Evan looked hard at the witness, momentarily forgetting the microphone. “I’ll address you any way I like, you arrogant
bastard.” Cameras jolted, bleeps filled audios everywhere, but too late for the exclusion. “… unless you’ve personally amended the Constitution, which I doubt you’ve ever read,” continued Kendrick, studying the papers in front of him, chuckling quietly. “Inquisition, my ass.”

“I
resent
your attitude—”

“A lot of taxpayers resent yours, too,” interrupted Evan, looking at Barrish’s service record and remembering Frank Swann’s precise words over a year ago. “Let me ask you,
Colonel
, have you ever fired a gun?”

“I’m a
soldier
!”

“We’ve both established that, haven’t we? I know you’re a soldier; we inquisitorial civilians are paying your salary—unless you rented the uniform.” The congressional chamber rippled with quiet laughter. “What I asked you was whether you had ever fired a gun.”

“Countless times. Have you?”

“Several, not countless, and never in uniform.”

“Then I think the question is closed.”

“Not entirely. Did you ever use a weapon for the purpose of killing another human being whose intention was to kill you?”

The subsequent silence was lost on no one.

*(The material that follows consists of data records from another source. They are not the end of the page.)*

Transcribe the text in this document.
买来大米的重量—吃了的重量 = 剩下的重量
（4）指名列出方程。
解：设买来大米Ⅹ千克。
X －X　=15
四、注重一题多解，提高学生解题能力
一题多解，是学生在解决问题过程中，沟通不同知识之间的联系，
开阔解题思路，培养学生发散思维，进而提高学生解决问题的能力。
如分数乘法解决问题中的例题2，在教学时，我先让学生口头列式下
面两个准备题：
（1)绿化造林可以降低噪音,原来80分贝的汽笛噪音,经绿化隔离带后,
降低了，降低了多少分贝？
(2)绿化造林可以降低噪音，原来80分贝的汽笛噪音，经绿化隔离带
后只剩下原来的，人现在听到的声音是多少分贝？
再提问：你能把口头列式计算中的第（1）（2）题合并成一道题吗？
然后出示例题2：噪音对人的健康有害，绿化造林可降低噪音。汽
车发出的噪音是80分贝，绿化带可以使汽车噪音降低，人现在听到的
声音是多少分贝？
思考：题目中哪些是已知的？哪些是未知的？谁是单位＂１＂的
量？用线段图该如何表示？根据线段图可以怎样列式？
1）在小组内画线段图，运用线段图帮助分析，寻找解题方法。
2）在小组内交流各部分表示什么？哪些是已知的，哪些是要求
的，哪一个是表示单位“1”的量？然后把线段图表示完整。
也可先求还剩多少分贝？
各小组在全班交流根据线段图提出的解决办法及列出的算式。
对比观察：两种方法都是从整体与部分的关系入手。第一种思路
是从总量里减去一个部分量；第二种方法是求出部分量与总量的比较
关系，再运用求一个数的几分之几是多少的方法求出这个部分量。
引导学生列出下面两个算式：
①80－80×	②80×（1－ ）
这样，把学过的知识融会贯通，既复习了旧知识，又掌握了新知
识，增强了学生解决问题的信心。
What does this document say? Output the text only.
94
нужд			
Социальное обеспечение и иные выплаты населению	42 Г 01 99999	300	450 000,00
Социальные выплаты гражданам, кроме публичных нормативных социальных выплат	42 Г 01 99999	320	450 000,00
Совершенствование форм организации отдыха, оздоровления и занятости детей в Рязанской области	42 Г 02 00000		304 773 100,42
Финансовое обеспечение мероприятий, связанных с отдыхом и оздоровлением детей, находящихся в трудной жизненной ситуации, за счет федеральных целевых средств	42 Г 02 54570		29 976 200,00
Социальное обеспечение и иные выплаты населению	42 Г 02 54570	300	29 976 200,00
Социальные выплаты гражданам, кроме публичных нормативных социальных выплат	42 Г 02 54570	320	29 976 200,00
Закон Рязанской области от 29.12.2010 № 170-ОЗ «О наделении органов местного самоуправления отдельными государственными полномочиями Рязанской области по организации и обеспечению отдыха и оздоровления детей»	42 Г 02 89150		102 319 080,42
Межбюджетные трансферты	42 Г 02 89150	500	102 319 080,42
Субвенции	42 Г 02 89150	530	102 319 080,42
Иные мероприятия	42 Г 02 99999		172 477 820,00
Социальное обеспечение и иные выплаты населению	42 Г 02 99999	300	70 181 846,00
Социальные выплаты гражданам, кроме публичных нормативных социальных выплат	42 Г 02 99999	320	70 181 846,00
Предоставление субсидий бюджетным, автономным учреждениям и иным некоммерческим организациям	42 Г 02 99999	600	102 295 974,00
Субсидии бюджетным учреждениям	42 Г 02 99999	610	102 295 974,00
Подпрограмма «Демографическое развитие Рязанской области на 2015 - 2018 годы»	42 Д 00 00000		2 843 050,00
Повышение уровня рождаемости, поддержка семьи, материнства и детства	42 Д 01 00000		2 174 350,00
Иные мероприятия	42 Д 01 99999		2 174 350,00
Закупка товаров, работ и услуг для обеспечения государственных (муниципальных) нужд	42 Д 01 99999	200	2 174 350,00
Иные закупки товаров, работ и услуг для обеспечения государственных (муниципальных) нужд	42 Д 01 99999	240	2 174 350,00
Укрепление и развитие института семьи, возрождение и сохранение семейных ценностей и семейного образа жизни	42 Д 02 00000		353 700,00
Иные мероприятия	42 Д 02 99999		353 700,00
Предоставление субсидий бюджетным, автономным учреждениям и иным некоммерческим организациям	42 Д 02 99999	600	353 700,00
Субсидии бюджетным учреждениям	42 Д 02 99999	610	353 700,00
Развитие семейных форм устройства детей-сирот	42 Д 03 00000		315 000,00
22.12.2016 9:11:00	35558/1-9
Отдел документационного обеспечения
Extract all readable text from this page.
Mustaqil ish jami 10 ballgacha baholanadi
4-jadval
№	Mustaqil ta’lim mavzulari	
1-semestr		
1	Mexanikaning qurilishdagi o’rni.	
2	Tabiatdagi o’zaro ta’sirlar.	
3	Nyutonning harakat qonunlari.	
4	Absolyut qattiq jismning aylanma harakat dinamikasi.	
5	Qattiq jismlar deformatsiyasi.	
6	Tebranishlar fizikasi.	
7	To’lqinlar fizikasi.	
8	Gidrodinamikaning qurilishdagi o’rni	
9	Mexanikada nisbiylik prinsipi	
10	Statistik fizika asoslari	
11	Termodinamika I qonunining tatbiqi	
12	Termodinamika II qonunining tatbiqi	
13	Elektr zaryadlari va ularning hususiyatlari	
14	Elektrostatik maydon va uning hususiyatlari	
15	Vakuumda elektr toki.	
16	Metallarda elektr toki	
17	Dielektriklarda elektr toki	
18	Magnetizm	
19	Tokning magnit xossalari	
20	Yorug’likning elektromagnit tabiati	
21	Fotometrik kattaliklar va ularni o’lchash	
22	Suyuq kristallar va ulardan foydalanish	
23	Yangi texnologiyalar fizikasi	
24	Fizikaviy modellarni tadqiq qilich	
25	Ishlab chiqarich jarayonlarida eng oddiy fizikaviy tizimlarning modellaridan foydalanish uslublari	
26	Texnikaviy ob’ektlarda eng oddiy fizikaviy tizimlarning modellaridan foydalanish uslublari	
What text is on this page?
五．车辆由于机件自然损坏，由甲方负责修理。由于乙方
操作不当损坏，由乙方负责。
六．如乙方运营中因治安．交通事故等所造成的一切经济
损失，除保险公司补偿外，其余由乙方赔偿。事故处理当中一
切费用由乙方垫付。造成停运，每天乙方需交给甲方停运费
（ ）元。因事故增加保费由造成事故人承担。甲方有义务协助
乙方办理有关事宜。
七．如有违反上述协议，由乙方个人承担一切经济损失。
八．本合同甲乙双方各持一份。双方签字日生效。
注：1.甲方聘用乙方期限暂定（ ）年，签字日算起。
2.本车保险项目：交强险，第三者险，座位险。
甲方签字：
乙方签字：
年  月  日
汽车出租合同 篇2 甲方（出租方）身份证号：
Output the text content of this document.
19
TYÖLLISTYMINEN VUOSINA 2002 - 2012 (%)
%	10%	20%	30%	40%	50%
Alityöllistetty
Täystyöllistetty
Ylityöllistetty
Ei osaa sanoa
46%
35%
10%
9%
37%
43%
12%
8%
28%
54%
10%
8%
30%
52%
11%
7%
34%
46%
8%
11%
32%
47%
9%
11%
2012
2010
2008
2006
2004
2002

The soft reply was registered on all. “I was never in combat, if that’s what you mean.”

“But you just said you were in
lethal
combat, et cetera, et cetera, which conveys to everyone in here and the audience out there that you’re some kind of modern-day Davy Crockett holding the fort at the Alamo, or a Sergeant York, or maybe an Indiana Jones blasting away at the bad guys. But that’s all wrong, isn’t it, Colonel? You’re an accountant who’s trying to justify the theft of millions—maybe billions—of the taxpayers’ money under the red, white and blue flag of superpatriotism.”